Uploading GENIE; problems with MySQL lock table

62 views
Skip to first unread message

Peter Saffrey

unread,
Nov 16, 2022, 3:13:20 AM11/16/22
to cbiop...@googlegroups.com

Hi there,

 

I am trying to upload GENIE data into my local (docker-based) cBioPortal install and have encountered a number of error messages. I notice there is a previous post about this:

 

https://groups.google.com/g/cbioportal/c/W33cDc833Uc/m/ddnRPORfCgAJ

 

But I’ve taken this a bit further and wanted to add my experiences for others as well as ask about where I am currently stuck.

 

What I did:

 

 

The validation found the following errors:

 

  • ERROR: data_clinical_sample.txt: lines [3974, 4633, 6748, (30408 more)]: column 3: Value of numeric attribute is not a real number; value encountered: 'Unknown'
    • Substituted an age of 0 with: `sed 's/\tUnknown\t/\t0\t/' data_clinical_sample.txt > data_clinical_sample_filtered.txt`
    • Possibly I could have used NA instead
  • ERROR: data_gene_matrix.txt: lines [11, 22, 26, (44392 more)]: column 3: Blank cell found in column; value encountered: ''' (in column 'cna')'
    • Filled in NAs instead of blanks with ` sed 's/\t$/\tNA/' data_gene_matrix.txt > data_gene_matrix_filtered.txt`
  • ERROR: data_gene_matrix.txt: lines [11, 22, 26, (44441 more)]: Gene panel ID is not in database. Please import this gene panel before loading study data.; values encountered: ['', 'YALE-OCP-V2']
    • Fixing this was tricky because the panel YALE-OCP-V2 would give an error about a non-existent gene but not report which one. In the end I had to remove them one by one until I found the bad gene, which was MYO18A. This gene does seem to be in the list you can get from the cBioPortal API, but it was only by removing it that I could get the panel to upload
  • ERROR: data_clinical_patient.txt: lines [6, 10, 13, (94384 more)]: columns [7, 10, 6, (1 more)]: Value of numeric attribute is not a real number; values encountered: ['Not Applicable', 'Unknown', 'Not Collected', '(1 more)']
    • I did a series of `sed` command to replace these values with NA:
    • cp data_clinical_patient.txt data_clinical_patient_filtered.txt
    • sed -i 's/\tNot Applicable/\tNA/g' data_clinical_patient_filtered.txt
    • sed -i 's/\tUnknown/\tNA/g' data_clinical_patient_filtered.txt
    • sed -i 's/\tNot Collected/\tNA/g' data_clinical_patient_filtered.txt
    • sed -i 's/\tNot Released/\tNA/g' data_clinical_patient_filtered.txt
  • ERROR: data_mutations_extended.txt: lines [1150228, 1259549]: No Entrez gene id or gene symbol provided for gene.
    • Since this was only two entries, I removed these: `grep -v  "^Unknown" data_mutations_extended.txt > data_mutations_extended_filtered.txt`

 

After all this work, the data did validate properly but still did not upload. First, I had an error about Java memory. Then after a bit more tinkering, eventually I got this error:

 

(snip)

java.lang.RuntimeException: org.mskcc.cbio.portal.dao.DaoException: The total number of locks exceeds the lock table size

(snip)

 

I have tried increasing the memory available to the MySQL container using the instructions here:

 

https://stackoverflow.com/a/10912622

 

(in fact, you have to modify the docker-compose file to inject a new `innodb_buffer_pool_size`) but that doesn’t seem to have helped.

 

Any suggestions?

 

Thanks,

 

Peter

 

 

 

This email and any attachments thereto may contain private, confidential, and privileged material for the sole use of the intended recipient. Any review, copying or distribution of this email (or any attachments thereto) by others is strictly prohibited.
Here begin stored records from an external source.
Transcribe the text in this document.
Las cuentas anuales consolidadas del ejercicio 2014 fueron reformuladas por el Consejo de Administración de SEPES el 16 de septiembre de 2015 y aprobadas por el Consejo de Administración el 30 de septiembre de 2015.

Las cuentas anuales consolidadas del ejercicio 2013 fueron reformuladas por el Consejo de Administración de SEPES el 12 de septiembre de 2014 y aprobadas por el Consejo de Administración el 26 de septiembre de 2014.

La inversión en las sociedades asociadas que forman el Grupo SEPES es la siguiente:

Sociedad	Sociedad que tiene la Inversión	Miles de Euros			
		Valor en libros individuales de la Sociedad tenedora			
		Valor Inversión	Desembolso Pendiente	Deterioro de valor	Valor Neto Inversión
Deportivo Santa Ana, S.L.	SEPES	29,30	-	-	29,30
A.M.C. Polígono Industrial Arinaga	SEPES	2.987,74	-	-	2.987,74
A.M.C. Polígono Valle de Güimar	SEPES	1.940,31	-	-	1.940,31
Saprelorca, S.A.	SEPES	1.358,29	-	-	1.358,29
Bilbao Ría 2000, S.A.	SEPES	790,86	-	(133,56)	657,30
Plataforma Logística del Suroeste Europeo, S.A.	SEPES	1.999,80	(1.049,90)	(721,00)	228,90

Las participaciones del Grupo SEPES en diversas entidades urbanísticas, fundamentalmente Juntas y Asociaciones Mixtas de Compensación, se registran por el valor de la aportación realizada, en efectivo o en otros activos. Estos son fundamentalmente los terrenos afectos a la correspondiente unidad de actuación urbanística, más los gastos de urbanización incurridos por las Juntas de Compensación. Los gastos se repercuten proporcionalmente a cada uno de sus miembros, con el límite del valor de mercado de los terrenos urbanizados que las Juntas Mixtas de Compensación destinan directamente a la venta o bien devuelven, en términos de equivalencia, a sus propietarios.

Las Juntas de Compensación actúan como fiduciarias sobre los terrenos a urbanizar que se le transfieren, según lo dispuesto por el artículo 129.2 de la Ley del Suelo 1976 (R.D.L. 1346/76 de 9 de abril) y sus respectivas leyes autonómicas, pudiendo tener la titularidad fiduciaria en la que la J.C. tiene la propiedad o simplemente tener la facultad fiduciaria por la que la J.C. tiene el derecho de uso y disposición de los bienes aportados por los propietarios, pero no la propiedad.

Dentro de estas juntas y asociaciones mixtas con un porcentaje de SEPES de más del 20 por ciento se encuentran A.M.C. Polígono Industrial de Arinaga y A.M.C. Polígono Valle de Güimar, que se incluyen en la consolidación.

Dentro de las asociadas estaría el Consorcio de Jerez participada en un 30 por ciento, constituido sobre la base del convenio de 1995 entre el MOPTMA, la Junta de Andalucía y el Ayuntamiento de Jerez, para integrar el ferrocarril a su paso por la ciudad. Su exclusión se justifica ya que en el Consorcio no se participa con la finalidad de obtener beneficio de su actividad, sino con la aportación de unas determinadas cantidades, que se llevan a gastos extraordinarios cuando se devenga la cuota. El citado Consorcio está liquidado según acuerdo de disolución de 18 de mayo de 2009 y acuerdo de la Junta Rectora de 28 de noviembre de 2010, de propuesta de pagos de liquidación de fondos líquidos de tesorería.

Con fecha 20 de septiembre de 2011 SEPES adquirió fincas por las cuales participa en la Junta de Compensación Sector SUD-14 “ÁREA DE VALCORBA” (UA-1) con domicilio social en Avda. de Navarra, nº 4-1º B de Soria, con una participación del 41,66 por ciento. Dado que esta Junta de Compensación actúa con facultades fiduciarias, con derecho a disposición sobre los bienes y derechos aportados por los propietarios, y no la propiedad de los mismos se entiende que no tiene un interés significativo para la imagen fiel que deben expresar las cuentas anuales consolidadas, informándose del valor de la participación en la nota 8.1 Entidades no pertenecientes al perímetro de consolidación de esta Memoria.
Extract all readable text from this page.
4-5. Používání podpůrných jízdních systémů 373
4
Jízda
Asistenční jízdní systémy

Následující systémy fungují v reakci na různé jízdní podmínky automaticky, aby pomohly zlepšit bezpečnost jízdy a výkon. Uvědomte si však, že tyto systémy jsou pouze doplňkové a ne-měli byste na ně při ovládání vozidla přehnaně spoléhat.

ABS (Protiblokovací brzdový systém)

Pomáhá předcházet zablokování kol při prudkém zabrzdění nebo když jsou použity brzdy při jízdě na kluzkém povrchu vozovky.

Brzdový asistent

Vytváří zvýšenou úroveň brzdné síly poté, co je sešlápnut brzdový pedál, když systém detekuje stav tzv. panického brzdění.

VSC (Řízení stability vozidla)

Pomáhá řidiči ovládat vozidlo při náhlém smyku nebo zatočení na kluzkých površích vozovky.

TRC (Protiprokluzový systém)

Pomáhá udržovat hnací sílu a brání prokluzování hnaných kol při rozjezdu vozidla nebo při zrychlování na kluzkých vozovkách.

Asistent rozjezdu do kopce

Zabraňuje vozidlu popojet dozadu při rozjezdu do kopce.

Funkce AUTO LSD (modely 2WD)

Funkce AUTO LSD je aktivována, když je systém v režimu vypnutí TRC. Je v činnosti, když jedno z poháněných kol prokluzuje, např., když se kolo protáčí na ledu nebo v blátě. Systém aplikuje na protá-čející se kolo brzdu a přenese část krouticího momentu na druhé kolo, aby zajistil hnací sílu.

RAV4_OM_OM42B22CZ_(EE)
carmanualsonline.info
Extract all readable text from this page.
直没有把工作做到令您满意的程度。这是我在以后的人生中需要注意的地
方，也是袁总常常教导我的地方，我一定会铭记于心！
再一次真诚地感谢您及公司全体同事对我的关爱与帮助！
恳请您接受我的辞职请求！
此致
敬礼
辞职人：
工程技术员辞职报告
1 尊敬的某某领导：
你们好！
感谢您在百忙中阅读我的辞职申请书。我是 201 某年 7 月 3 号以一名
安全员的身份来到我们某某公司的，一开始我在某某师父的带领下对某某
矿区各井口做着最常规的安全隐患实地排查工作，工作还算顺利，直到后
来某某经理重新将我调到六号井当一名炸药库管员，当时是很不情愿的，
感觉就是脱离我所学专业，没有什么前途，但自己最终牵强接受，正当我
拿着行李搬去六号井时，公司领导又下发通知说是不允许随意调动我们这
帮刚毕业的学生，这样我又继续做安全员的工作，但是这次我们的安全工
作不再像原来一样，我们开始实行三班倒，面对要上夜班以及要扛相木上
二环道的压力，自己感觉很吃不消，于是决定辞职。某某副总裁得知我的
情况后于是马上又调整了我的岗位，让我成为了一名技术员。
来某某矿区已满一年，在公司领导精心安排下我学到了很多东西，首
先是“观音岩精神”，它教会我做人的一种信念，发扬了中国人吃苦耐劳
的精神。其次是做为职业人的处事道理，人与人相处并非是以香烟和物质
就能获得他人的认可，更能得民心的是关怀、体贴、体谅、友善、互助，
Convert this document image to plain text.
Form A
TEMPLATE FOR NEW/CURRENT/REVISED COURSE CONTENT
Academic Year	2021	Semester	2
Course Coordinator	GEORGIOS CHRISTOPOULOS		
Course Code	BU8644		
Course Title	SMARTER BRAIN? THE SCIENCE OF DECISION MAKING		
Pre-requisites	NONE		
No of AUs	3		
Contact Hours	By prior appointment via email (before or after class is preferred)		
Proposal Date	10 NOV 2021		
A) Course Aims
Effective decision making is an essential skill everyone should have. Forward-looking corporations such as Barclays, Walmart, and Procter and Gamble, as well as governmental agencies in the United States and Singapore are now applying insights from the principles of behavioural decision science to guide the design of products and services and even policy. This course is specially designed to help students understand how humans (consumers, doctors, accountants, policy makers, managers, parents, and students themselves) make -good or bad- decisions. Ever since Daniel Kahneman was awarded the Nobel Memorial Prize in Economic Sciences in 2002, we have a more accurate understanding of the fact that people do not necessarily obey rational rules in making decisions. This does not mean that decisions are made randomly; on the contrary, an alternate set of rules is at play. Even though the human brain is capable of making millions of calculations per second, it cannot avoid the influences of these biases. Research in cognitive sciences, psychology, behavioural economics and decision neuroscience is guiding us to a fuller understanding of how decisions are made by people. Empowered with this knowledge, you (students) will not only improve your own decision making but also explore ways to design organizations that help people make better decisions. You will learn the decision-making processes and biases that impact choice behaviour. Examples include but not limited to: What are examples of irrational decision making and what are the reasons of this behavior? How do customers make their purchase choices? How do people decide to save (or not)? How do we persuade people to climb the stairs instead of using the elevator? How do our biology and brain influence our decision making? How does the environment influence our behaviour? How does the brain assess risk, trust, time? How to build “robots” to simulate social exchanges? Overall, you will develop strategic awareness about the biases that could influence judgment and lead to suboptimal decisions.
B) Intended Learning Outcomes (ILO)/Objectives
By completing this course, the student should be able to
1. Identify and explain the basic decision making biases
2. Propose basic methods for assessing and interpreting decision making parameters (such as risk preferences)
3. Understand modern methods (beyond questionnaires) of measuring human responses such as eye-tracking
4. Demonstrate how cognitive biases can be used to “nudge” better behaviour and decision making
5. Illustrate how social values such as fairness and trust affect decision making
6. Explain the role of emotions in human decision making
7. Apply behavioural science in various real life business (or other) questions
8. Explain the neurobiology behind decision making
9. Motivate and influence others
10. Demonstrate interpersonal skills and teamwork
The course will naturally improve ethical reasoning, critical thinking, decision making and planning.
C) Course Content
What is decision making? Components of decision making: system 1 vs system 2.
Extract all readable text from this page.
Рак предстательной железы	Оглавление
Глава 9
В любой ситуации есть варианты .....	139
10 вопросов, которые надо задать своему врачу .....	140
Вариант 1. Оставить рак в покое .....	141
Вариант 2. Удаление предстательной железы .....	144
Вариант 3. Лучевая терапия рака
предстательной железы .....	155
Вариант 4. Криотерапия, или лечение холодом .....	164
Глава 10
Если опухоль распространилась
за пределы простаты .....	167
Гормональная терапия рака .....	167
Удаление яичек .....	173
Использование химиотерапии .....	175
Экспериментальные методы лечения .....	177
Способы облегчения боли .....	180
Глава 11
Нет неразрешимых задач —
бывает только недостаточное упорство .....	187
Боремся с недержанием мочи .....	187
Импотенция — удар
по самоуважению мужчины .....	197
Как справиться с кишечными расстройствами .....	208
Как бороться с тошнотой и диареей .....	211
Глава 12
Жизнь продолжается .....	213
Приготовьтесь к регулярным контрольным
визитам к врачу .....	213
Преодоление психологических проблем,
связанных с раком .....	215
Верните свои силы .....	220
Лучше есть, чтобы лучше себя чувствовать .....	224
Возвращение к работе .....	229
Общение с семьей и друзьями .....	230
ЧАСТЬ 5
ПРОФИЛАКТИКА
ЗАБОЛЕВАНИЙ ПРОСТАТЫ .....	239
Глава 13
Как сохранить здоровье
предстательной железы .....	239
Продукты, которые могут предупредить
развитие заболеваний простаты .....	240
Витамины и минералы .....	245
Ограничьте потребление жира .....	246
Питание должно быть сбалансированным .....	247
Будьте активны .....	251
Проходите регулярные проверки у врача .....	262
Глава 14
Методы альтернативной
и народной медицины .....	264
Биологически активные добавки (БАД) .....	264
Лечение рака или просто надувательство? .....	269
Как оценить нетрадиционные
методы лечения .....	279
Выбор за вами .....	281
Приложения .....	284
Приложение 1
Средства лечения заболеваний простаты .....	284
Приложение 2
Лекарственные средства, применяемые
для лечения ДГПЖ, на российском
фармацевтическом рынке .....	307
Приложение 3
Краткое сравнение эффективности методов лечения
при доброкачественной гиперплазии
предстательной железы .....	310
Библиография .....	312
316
If you are not the intended recipient, please delete the original and any copies of this email and any attachments thereto and notify the sender immediately.

Peter Saffrey

unread,
Nov 18, 2022, 9:15:41 AM11/18/22
to cBioPortal for Cancer Genomics Discussion Group
I fixed this problem. I had to increase the innodb_buffer_pool_size to 1G in the docker-compose file:

cbioportal-database:
  (snip)
  command: --innodb-buffer-pool-size=1G
  (snip)

Then I had a problem that Java ran out of heap space. This is auto-computed based on the host RAM availability, so I fixed this by increasing the RAM on the VM that was running docker (up to 8GB).

I'm still not sure I've done this exactly right because the GENIE study in the UI has 134,000 samples and there are quite a few operations on these samples that cause the UI to crash. However, the data is now there. I welcome any more suggestions on how to do this properly!

Thanks,

Peter

debr...@mskcc.org

unread,
Nov 18, 2022, 5:41:44 PM11/18/22
to psaf...@gmail.com, cbiop...@googlegroups.com, p...@thehyve.nl

Great! Thanks for sharing your solution, Peter!

 

For our mysql configuration we are using something like this in production:

 

https://github.com/knowledgesystems/knowledgesystems-k8s-deployment/blob/master/cbioportal/cbioportal_mysql_db_values.yml#L13-L25

 

The docker compose based installation doesn’t have redis caching set up by default. That would make the app much more performant. If you are familiar with Kubernetes you can see how we set redis up there:

 

https://github.com/knowledgesystems/knowledgesystems-k8s-deployment/tree/master/cbioportal#redis

 

Definitely would welcome a pull request to add redis to the docker compose repo and happy to guide you if this is something you’re interested in. CC’ing Pim as well who might have set this up before

 

Note also that GENIE is a really big dataset so it requires additional resources. Our production node sizes are listed here:

 

https://docs.cbioportal.org/hardware-requirements/

 

Hope that helps!

 

Best wishes,

Ino

--
You received this message because you are subscribed to the Google Groups "cBioPortal for Cancer Genomics Discussion Group" group.
To unsubscribe from this group and stop receiving emails from it, send an email to cbioportal+...@googlegroups.com.
To view this discussion on the web visit https://groups.google.com/d/msgid/cbioportal/b58fe888-ea48-4839-91f7-e75708c81896n%40googlegroups.com.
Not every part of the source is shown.